Dans les deux prochaines années, plusieurs autres centaines d’emplois bien rémunérés seront notamment perdus lors de la fermeture de l’usine Mabe.

Qu’est-ce que la ministre va dire à ces travailleurs et travailleuses spécialisés et bien payés de l’Est de Montréal : de partir de Montréal pour aller se trouver un emploi à Fort McMurray ou d’accepter un emploi chez Tim Horton’s?

Les changements apportés à la Loi sur l’assurance-emploi ne tiennent pas compte des réalités des marchés de l’emploi régionaux et des industries saisonnières. Ils nuisent aux travailleurs et aux communautés.

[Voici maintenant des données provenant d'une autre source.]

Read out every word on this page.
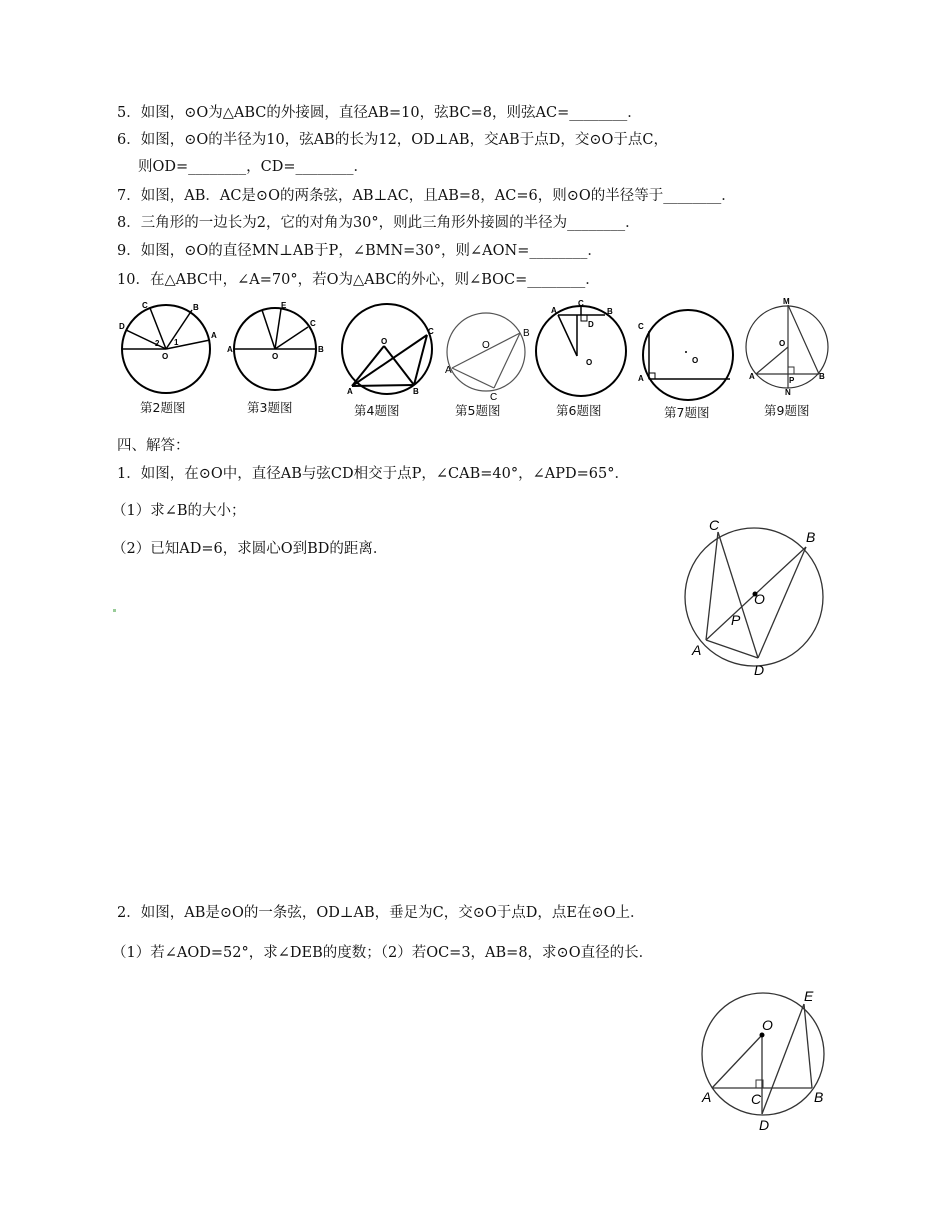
5．如图，⊙O为△ABC的外接圆，直径AB=10，弦BC=8，则弦AC=________．
6．如图，⊙O的半径为10，弦AB的长为12，OD⊥AB，交AB于点D，交⊙O于点C，
则OD=________，CD=________．
7．如图，AB．AC是⊙O的两条弦，AB⊥AC，且AB=8，AC=6，则⊙O的半径等于________．
8．三角形的一边长为2，它的对角为30°，则此三角形外接圆的半径为________．
9．如图，⊙O的直径MN⊥AB于P，∠BMN=30°，则∠AON=________．
10．在△ABC中，∠A=70°，若O为△ABC的外心，则∠BOC=________．
C	B
D
A
O
2 1
第2题图
E
C
A
O
B
第3题图
O
C
A	B
第4题图
O
B
A
C
第5题图
A
C
B
D
O
第6题图
C
A
O
第7题图
M
O
A	P	B
N
第9题图
四、解答：
1．如图，在⊙O中，直径AB与弦CD相交于点P，∠CAB=40°，∠APD=65°．
（1）求∠B的大小；
（2）已知AD=6，求圆心O到BD的距离．
C
B
O
P
A
D
2．如图，AB是⊙O的一条弦，OD⊥AB，垂足为C，交⊙O于点D，点E在⊙O上．
（1）若∠AOD=52°，求∠DEB的度数；（2）若OC=3，AB=8，求⊙O直径的长．
E
O
A	C	B
D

Bien que ce ne soit pas au même niveau que les citoyens des circonscriptions de l’Est ou du nord du Québec, Hochelaga a aussi ses chauffeurs d’autobus, ses enseignants occasionnels, ses travailleurs de la construction, ses travailleurs de services de garde ou ses employés du Jardin Botanique qui travaillent de façon saisonnière et qui sont visés par la réforme conservatrice, en tant que prestataires « fréquents ».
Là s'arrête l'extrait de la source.